満月に聴く音楽

宮本隆の音楽活動(エレクトリックベース、時弦プロダクションなど)及び、新譜批評のサイト

BIOSPHERE 『WIRELESS』

2009-07-28 | 新規投稿

音楽を味わい、楽しむには聴く時の精神的安定が不可欠だと思っている。あるポジティブな心性がなければ、音楽を楽しむ事などできない。本当に悲しい時や辛い時、人は音楽が聴けるだろうか。
確かに私はフェイバリットであるコルトレーンやディランといったアーティストから、これまでに幾度となく、勇気をもらい、励まされてきただろう。落ち込んだ時や何かにすがりたい時、音楽は私を慰め、立ち直らせてくれた事を否定しない。
しかし、今回、親しい人間の死に直面した私の放心状態と心の重苦しさ、その受け入れ難い現実は私の中に音楽を介入する余地を残さないまでに、ポジティブな精神を私から奪っている。全く打ちひしがれた状態にある今の私に音楽を楽しむ精神の余裕はない。

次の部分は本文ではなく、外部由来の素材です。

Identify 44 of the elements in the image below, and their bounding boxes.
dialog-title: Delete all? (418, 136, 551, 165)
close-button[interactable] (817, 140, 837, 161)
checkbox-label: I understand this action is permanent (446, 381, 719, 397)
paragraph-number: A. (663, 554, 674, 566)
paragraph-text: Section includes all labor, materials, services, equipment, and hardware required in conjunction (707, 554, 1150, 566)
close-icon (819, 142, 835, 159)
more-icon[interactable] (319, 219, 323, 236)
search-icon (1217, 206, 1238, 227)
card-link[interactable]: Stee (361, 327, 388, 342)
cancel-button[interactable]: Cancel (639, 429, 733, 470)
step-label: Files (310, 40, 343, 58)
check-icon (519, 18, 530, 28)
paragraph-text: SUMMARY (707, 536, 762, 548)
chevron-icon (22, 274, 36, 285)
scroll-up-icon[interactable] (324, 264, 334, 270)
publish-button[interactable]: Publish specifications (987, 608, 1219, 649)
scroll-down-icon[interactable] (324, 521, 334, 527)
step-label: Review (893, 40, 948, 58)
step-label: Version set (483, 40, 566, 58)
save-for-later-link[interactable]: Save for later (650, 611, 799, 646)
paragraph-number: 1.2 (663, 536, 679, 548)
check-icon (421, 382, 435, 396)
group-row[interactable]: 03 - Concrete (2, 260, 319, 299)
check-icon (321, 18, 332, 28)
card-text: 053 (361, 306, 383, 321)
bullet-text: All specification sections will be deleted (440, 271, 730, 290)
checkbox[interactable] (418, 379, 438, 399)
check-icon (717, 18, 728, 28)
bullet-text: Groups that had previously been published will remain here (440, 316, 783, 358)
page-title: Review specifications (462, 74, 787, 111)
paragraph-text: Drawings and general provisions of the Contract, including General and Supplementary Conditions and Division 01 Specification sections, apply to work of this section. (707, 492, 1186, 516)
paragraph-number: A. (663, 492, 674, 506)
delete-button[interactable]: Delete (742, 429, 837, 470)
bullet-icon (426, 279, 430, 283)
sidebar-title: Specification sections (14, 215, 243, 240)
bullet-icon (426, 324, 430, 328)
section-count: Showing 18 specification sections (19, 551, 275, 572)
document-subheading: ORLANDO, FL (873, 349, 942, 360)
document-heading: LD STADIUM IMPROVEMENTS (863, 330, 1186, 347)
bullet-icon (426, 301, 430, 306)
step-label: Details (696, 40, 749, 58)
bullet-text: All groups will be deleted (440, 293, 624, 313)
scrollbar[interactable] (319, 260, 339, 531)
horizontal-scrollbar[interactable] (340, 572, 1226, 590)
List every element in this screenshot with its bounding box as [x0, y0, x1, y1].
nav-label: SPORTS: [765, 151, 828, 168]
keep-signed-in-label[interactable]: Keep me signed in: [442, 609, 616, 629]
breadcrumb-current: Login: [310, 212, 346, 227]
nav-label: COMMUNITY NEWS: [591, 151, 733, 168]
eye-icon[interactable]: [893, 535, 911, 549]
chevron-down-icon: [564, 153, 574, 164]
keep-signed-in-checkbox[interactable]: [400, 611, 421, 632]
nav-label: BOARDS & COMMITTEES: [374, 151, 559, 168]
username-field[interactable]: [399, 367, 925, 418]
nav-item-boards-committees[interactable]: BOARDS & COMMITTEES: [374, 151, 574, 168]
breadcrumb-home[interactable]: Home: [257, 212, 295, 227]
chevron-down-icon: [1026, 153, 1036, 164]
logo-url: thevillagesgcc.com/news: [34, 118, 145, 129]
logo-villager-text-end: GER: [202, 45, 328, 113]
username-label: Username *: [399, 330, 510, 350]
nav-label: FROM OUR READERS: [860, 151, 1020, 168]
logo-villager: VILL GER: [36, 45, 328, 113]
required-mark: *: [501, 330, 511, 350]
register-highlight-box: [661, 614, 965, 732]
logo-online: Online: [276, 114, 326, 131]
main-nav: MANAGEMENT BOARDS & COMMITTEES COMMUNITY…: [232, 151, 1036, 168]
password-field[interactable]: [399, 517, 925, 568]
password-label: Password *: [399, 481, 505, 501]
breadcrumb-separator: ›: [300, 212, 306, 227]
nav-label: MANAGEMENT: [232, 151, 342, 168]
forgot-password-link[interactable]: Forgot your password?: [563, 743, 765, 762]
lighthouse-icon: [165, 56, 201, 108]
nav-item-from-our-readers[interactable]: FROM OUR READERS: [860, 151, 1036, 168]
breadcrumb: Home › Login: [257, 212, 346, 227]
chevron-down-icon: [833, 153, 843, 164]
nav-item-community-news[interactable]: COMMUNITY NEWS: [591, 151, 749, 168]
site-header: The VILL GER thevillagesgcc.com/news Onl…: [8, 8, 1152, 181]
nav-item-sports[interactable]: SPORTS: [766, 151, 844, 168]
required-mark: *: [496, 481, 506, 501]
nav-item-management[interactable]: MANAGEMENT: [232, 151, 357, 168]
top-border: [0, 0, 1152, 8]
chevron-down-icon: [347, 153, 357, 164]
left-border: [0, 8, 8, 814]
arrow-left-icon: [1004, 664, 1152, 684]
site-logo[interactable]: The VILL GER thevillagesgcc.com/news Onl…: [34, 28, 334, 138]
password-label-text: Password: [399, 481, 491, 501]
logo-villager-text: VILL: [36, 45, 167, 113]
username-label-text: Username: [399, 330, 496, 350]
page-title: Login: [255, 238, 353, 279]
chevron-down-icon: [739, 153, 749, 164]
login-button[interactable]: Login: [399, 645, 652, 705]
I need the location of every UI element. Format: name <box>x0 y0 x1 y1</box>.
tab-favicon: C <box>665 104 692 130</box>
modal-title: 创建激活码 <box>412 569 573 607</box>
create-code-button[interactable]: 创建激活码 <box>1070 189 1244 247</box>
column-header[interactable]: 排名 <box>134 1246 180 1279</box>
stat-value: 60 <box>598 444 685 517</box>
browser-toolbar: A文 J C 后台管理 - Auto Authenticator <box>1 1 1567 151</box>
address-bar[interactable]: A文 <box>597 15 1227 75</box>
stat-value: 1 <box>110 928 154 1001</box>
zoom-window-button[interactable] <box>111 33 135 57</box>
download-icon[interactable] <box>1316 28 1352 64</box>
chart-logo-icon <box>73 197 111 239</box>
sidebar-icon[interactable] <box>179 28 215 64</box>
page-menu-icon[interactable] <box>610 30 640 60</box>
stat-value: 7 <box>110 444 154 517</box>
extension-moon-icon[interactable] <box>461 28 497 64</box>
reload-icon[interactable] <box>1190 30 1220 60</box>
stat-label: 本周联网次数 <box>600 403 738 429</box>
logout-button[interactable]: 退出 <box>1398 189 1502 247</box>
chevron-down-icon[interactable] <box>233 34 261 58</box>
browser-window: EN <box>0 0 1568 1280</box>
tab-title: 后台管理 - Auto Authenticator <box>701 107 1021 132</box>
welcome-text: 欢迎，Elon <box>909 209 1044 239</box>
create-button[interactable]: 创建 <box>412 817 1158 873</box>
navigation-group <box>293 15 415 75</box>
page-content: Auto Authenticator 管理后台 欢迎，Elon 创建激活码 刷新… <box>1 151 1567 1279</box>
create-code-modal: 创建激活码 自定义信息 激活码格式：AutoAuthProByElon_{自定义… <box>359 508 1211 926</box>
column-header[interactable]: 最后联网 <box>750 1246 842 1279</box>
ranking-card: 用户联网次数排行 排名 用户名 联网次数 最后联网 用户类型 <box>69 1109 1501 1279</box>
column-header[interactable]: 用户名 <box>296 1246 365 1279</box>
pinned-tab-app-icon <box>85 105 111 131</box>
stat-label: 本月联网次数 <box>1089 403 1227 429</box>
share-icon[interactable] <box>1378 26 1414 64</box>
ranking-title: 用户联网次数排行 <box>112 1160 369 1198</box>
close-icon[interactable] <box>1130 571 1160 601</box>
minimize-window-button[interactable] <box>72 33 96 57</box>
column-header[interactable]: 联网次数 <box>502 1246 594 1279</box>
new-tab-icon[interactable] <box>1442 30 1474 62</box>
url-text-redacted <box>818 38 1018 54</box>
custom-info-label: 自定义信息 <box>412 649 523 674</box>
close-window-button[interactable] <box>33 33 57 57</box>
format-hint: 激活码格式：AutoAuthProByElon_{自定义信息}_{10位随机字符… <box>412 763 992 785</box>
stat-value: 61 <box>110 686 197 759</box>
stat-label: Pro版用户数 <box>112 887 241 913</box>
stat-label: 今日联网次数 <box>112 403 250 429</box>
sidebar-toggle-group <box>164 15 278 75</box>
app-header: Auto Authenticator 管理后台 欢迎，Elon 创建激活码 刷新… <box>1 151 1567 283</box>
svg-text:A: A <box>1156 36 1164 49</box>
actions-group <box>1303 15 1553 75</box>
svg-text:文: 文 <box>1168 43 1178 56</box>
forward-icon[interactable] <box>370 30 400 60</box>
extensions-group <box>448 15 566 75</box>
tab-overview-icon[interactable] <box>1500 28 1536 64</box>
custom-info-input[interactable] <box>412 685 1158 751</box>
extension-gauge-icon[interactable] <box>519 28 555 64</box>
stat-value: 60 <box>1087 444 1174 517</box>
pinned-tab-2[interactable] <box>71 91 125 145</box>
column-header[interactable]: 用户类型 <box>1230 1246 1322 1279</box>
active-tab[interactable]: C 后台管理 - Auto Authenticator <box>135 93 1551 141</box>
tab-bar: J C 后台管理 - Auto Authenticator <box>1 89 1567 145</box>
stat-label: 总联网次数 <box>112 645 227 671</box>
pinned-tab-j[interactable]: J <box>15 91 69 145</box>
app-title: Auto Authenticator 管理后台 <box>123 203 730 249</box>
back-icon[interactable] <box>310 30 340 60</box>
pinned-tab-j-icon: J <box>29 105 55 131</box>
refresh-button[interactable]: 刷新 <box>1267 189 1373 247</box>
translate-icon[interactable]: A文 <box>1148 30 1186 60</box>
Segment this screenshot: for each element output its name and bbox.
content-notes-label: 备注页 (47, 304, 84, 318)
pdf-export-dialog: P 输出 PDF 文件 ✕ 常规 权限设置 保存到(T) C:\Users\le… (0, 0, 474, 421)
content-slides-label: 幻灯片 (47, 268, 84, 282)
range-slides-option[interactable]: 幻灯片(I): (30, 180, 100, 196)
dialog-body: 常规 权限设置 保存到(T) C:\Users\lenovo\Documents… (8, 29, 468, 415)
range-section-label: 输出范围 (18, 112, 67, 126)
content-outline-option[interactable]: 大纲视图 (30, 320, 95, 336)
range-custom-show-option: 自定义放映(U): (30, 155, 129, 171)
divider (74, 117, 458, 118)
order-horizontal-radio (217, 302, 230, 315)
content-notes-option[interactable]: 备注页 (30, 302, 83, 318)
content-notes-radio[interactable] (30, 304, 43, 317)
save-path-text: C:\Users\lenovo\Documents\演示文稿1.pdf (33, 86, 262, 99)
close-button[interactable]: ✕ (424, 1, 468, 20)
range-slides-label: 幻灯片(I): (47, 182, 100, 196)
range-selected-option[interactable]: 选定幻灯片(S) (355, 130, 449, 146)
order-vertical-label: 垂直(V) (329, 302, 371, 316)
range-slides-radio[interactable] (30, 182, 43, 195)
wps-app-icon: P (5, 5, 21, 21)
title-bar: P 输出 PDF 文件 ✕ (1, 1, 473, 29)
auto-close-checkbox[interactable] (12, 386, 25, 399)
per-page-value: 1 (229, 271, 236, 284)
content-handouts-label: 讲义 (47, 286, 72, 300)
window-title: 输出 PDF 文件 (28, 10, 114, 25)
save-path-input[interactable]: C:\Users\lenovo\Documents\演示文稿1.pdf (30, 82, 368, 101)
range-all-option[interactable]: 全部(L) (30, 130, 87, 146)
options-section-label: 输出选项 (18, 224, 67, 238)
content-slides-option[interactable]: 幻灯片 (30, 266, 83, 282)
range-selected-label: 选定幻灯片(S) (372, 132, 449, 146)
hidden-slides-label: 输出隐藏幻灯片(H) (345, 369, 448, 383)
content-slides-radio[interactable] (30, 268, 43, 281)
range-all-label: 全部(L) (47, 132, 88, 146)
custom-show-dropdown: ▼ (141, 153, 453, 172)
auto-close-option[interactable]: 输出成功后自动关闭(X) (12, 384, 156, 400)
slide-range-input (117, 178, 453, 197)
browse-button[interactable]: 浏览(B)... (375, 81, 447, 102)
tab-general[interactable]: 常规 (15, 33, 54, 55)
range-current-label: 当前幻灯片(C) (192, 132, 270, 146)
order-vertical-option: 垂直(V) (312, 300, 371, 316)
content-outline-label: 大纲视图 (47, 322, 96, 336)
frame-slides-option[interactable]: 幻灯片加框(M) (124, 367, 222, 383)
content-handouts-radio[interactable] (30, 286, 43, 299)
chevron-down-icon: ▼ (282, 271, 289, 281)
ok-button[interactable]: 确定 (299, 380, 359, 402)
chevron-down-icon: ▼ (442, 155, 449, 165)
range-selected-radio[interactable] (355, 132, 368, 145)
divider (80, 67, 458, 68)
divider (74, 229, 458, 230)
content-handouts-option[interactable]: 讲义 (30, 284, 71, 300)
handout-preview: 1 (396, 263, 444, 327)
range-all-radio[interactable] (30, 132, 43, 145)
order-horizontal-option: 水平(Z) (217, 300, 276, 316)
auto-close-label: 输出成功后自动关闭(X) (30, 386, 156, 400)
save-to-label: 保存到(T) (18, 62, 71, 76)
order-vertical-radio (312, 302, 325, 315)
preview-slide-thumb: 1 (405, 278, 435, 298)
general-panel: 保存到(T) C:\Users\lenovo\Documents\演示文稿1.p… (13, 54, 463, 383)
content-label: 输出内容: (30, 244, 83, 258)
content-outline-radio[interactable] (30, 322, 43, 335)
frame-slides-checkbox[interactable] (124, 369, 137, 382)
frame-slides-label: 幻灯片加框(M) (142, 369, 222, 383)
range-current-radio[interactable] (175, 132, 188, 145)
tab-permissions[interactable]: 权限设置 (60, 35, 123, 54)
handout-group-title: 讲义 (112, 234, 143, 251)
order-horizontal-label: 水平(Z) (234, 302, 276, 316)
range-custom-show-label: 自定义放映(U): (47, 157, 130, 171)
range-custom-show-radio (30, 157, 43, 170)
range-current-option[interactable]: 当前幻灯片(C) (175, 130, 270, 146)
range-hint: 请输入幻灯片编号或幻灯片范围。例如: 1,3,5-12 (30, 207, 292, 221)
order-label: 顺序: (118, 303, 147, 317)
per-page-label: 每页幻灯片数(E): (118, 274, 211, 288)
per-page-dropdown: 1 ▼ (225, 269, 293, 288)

それでも音楽をセットする。いや、したい。しなければならないのだ。
アマゾンから届いた7枚のCD。コルトレーン、モンク、菊池雅章、琉球アンダーグラウンド、ミロスラフビトウスを避け、私はBIOSPHEREの新作『WIRELESS』をセットした。これを買って良かった。と思う。

ノルウェーのアンビエントユニットBIOSPHERE。この微音スタティックな音響は今、私の精神に何ら、荒波をたてる事なく、静かに進行している。それは決して癒しではない。慰めでもない。感情を慰撫する優しさではなく、ただ、静かにそこに在る音。
いわばこの音楽は私の今の放心状態と併走しているのだ。重苦しく暗雲に被せられている私の心と無関係にこの音楽は鳴っている。

このゆっくりと併走する音楽がいかなる‘想い’や‘意志’‘物語’を裡に持つのかを私は知らない。いや、今は知りたいとも思わない。フィールドレコーディングによる日常の音、微かに音階らしきものを奏でる電子音、人の声、エフェクトされた雨音・・・・等がダウンテンポによる協奏曲のようにアンビエントを紡ぐ。

私はこの作品を鑑賞していない。ただ、もう20回くらいセットしている。他の音楽が今、聴けない。私の心と距離を置き、私の放心状態を客観視するこの音楽。それは私の感情に立ち入る事なく、ゆっくりと、やはり、併走しているのだった。